The :LspInfo command provides the key state information required to check on the LSP without digging through the output of vim.lsp.get_active_clients().
There are other :Lsp* commands that automate operations like restarting language servers to pick up configuration changes and so on.

Overall, my feeling is that :LspInfo is almost worth the price of entry on its own. There’s no contest between its concise display and the epic splurge of Lua tables we saw earlier:

Verdict

I’m glad I probed under the hood of Neovim’s LSP support and learned how to make it work by calling Neovim’s Lua APIs. I’ll be able to pick up and use new LSP features without waiting for them to appear in plugins. Even saying this, however, working through Neovim’s LSP functionality from first-principles has allowed me to see better the value that nvim-lspconfig provides. I’ll definitely still keep using nvim-lspconfig. But now with the benefit that I can understand the code better, and likely be much better placed to debug any issues I come across in future.

Putting nvim-lspconfig together with mason gives us a great LSP experience. mason complements nvim-lspconfig by automatically downloading LSP server binaries into a path private to Neovim. I’d like to understand mason better too. Therefore I’m hoping to write a little more about that plugin soon as well, to dig into what it’s doing and where it puts things.

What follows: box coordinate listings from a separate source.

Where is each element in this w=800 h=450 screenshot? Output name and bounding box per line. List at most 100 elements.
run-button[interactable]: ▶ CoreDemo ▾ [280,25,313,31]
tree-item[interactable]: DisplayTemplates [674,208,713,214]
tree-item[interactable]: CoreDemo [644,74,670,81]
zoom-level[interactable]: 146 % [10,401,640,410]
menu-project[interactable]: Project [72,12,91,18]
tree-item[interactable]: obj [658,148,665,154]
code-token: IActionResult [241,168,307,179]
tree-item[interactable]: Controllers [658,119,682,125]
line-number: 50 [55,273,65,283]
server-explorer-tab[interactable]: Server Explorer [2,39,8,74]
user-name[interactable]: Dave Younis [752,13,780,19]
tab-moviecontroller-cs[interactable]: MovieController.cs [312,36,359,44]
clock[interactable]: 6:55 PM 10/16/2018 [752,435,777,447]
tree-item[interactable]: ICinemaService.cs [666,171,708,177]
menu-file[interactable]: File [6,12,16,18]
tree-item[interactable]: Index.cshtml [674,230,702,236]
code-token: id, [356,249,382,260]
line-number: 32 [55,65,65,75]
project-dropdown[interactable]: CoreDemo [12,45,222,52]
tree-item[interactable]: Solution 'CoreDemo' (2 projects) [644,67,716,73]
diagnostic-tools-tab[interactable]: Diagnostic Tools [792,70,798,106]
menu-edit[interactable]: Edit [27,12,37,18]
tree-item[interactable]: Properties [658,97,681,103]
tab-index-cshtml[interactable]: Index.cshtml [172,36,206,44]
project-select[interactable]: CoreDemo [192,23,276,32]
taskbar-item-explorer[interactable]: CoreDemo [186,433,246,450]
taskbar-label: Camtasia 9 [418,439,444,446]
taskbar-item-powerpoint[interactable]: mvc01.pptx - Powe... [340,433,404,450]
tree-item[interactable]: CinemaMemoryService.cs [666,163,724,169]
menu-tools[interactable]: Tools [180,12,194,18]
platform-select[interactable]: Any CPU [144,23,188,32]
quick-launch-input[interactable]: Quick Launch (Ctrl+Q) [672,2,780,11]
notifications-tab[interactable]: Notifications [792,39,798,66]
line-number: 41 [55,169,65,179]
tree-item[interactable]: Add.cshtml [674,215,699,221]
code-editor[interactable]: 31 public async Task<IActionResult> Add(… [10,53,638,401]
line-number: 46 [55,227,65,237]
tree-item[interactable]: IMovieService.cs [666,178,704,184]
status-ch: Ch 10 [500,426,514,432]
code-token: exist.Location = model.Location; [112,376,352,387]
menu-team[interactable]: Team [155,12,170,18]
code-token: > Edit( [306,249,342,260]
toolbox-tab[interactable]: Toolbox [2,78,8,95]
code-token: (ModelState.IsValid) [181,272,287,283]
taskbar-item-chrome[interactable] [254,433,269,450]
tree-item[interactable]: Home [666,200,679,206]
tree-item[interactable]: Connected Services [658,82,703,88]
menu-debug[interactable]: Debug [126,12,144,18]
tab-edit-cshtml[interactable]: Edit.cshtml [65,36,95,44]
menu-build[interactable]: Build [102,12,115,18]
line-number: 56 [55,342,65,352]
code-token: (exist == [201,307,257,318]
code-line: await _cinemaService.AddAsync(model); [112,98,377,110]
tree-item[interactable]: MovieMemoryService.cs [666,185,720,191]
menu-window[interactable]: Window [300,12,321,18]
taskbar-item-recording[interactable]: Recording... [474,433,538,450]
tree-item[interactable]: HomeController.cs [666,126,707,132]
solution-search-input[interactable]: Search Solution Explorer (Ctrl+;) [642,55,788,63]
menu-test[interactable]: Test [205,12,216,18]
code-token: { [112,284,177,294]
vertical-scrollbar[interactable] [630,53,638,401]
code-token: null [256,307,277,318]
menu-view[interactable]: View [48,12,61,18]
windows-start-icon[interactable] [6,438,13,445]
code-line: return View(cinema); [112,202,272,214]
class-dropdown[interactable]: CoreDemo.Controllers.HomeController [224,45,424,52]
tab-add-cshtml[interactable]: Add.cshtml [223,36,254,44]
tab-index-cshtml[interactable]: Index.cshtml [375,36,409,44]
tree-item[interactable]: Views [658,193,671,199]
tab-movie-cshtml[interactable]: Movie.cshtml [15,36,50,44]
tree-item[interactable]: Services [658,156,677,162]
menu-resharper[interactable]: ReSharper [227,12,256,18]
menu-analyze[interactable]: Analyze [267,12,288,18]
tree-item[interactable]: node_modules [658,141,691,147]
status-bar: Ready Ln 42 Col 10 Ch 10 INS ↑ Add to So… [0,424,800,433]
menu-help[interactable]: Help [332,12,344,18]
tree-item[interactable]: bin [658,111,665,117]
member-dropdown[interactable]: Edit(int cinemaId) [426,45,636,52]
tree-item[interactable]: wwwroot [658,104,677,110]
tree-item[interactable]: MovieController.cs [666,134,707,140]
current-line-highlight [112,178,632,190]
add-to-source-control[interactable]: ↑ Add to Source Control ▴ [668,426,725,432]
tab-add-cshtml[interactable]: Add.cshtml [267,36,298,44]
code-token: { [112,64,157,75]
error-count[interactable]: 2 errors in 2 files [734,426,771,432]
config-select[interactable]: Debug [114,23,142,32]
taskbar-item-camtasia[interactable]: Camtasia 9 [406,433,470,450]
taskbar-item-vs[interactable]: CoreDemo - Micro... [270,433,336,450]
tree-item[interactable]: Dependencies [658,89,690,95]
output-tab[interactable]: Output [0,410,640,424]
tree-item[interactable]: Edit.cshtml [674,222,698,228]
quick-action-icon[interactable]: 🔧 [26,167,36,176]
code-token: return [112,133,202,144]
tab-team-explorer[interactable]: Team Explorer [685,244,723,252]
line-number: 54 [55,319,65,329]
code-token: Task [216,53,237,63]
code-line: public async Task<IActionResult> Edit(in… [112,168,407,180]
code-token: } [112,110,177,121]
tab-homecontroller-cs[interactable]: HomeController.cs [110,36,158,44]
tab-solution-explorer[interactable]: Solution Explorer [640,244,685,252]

As noted at the start of the article, it’s always worth knowing what tools are doing on your behalf. It’s been quite a long journey getting down into these particular weeds and nettles, but I’m glad I did. I hope you enjoyed the read, and managed to get everything working if you followed along.

Addendum

After writing this, I found New LSP features in Neovim 0.8. It turns out that vim.lsp.start() was new in Neovim 0.8 and was built around making using LSP servers in Neovim without plugins easier. I only started using Neovim after 0.8 was released, so I’d never seen a Neovim without vim.lsp.start().

Previously one needed to use vim.lsp.start_client() which didn’t have any of the smarts around reusing existing LSP clients. That was one of the major selling points of nvim-lspconfig, that it handled that client reuse for you. So you wouldn’t end up starting a language server process every time you opened a file, if you naively used and autocmd and start_client() together.

I admit that I was confused about why nvim-lspconfig had code dedicated to client reuse when Neovim seemed to do that for you — clearly, before 0.8, this would’ve been a problem. So perhaps my autocmd isn’t as awful as I thought: start() allows you to be a lot more slapdash in your own code.

I still think the :LspInfo command is rather better than the mass of Lua code that vim.lsp.get_active_clients() spits out.